Any comment! Why this script is not giving access?

How's this feature coming along?

Looking for this for the Jetson Nano.

Could this run on non-nvidia platform? I mean if I use a arm device with GPU, if possible I can install a docker version with GPU support, then my application could make use of GPU on arm device?
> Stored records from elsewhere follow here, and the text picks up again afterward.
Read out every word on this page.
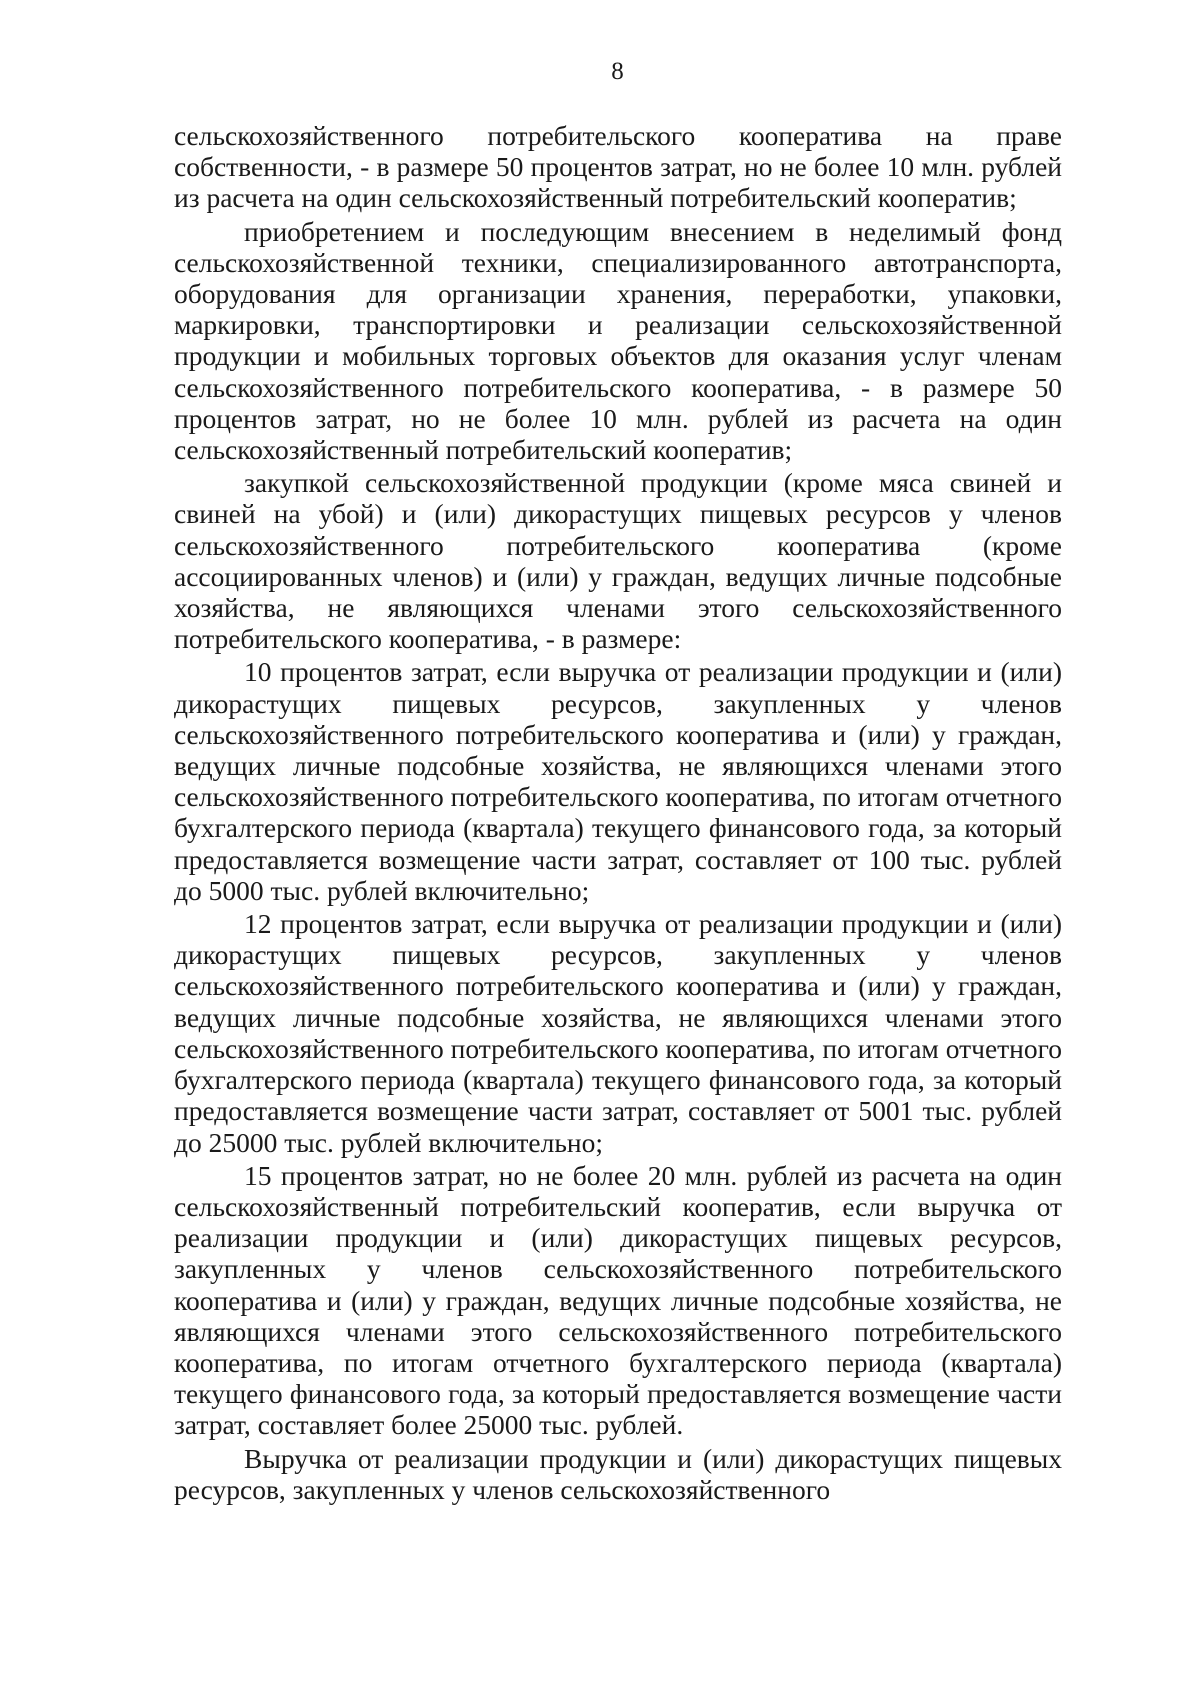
8

сельскохозяйственного потребительского кооператива на праве собственности, - в размере 50 процентов затрат, но не более 10 млн. рублей из расчета на один сельскохозяйственный потребительский кооператив;

приобретением и последующим внесением в неделимый фонд сельскохозяйственной техники, специализированного автотранспорта, оборудования для организации хранения, переработки, упаковки, маркировки, транспортировки и реализации сельскохозяйственной продукции и мобильных торговых объектов для оказания услуг членам сельскохозяйственного потребительского кооператива, - в размере 50 процентов затрат, но не более 10 млн. рублей из расчета на один сельскохозяйственный потребительский кооператив;

закупкой сельскохозяйственной продукции (кроме мяса свиней и свиней на убой) и (или) дикорастущих пищевых ресурсов у членов сельскохозяйственного потребительского кооператива (кроме ассоциированных членов) и (или) у граждан, ведущих личные подсобные хозяйства, не являющихся членами этого сельскохозяйственного потребительского кооператива, - в размере:

10 процентов затрат, если выручка от реализации продукции и (или) дикорастущих пищевых ресурсов, закупленных у членов сельскохозяйственного потребительского кооператива и (или) у граждан, ведущих личные подсобные хозяйства, не являющихся членами этого сельскохозяйственного потребительского кооператива, по итогам отчетного бухгалтерского периода (квартала) текущего финансового года, за который предоставляется возмещение части затрат, составляет от 100 тыс. рублей до 5000 тыс. рублей включительно;

12 процентов затрат, если выручка от реализации продукции и (или) дикорастущих пищевых ресурсов, закупленных у членов сельскохозяйственного потребительского кооператива и (или) у граждан, ведущих личные подсобные хозяйства, не являющихся членами этого сельскохозяйственного потребительского кооператива, по итогам отчетного бухгалтерского периода (квартала) текущего финансового года, за который предоставляется возмещение части затрат, составляет от 5001 тыс. рублей до 25000 тыс. рублей включительно;

15 процентов затрат, но не более 20 млн. рублей из расчета на один сельскохозяйственный потребительский кооператив, если выручка от реализации продукции и (или) дикорастущих пищевых ресурсов, закупленных у членов сельскохозяйственного потребительского кооператива и (или) у граждан, ведущих личные подсобные хозяйства, не являющихся членами этого сельскохозяйственного потребительского кооператива, по итогам отчетного бухгалтерского периода (квартала) текущего финансового года, за который предоставляется возмещение части затрат, составляет более 25000 тыс. рублей.

Выручка от реализации продукции и (или) дикорастущих пищевых ресурсов, закупленных у членов сельскохозяйственного
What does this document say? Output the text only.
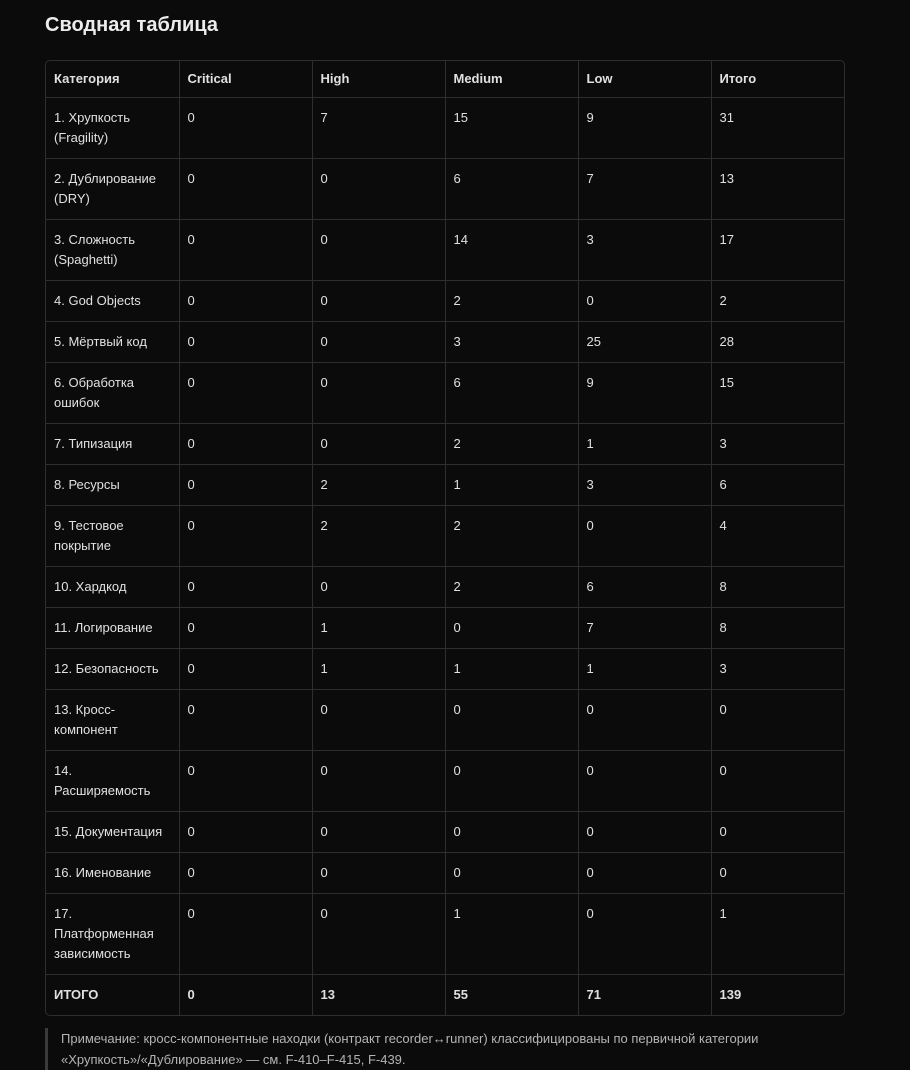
Сводная таблица
Категория	Critical	High	Medium	Low	Итого
1. Хрупкость (Fragility)	0	7	15	9	31
2. Дублирование (DRY)	0	0	6	7	13
3. Сложность (Spaghetti)	0	0	14	3	17
4. God Objects	0	0	2	0	2
5. Мёртвый код	0	0	3	25	28
6. Обработка ошибок	0	0	6	9	15
7. Типизация	0	0	2	1	3
8. Ресурсы	0	2	1	3	6
9. Тестовое покрытие	0	2	2	0	4
10. Хардкод	0	0	2	6	8
11. Логирование	0	1	0	7	8
12. Безопасность	0	1	1	1	3
13. Кросс-компонент	0	0	0	0	0
14. Расширяемость	0	0	0	0	0
15. Документация	0	0	0	0	0
16. Именование	0	0	0	0	0
17. Платформенная зависимость	0	0	1	0	1
ИТОГО	0	13	55	71	139
Примечание: кросс-компонентные находки (контракт recorder↔runner) классифицированы по первичной категории «Хрупкость»/«Дублирование» — см. F-410–F-415, F-439.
This is the support matrix for the recently released 1.1.0 package on Tuesday 19-May:

+----------------------+-------------+----------------+---------+-----------------+
|  OS Name / Version   |  Identifier | amd64 / x86_64 | ppc64le | arm64 / aarch64 |
+======================+=============+================+=========+=================+
| Amazon Linux 1       | amzn1       |       X        |         |                 |
| Amazon Linux 2       | amzn2       |       X        |         |                 |
| Amazon Linux 2017.09 | amzn2017.09 |       X        |         |                 |
| Amazon Linux 2018.03 | amzn2018.03 |       X        |         |                 |
| Open Suse Leap 15.0  | sles15.0    |       X        |         |                 |
| Open Suse Leap 15.1  | sles15.1    |       X        |         |                 |
| Debian Linux 9       | debian9     |       X        |         |                 |
| Debian Linux 10      | debian10    |       X        |         |                 |
| Centos 7             | centos7     |       X        |    X    |                 |
| Centos 8             | centos8     |       X        |    X    |        X        |
| RHEL 7.4             | rhel7.4     |       X        |    X    |                 |
| RHEL 7.5             | rhel7.5     |       X        |    X    |                 |
| RHEL 7.6             | rhel7.6     |       X        |    X    |                 |
| RHEL 7.7             | rhel7.7     |       X        |    X    |                 |
| RHEL 8.0             | rhel8.0     |       X        |    X    |        X        |
| RHEL 8.1             | rhel8.1     |       X        |    X    |        X        |
| RHEL 8.2             | rhel8.2     |       X        |    X    |        X        |
| Ubuntu 16.04         | ubuntu16.04 |       X        |    X    |                 |
| Ubuntu 18.04         | ubuntu18.04 |       X        |    X    |        X        |
| Ubuntu 19.04         | ubuntu19.04 |       X        |    X    |        X        |
| Ubuntu 19.10         | ubuntu19.10 |       X        |    X    |        X        |
| Ubuntu 20.04         | ubuntu20.04 |       X        |    X    |        X        |
+----------------------+-------------+----------------+---------+-----------------+

Please let us know if this resolves your issue.

Listed as supported. Closed as resolved.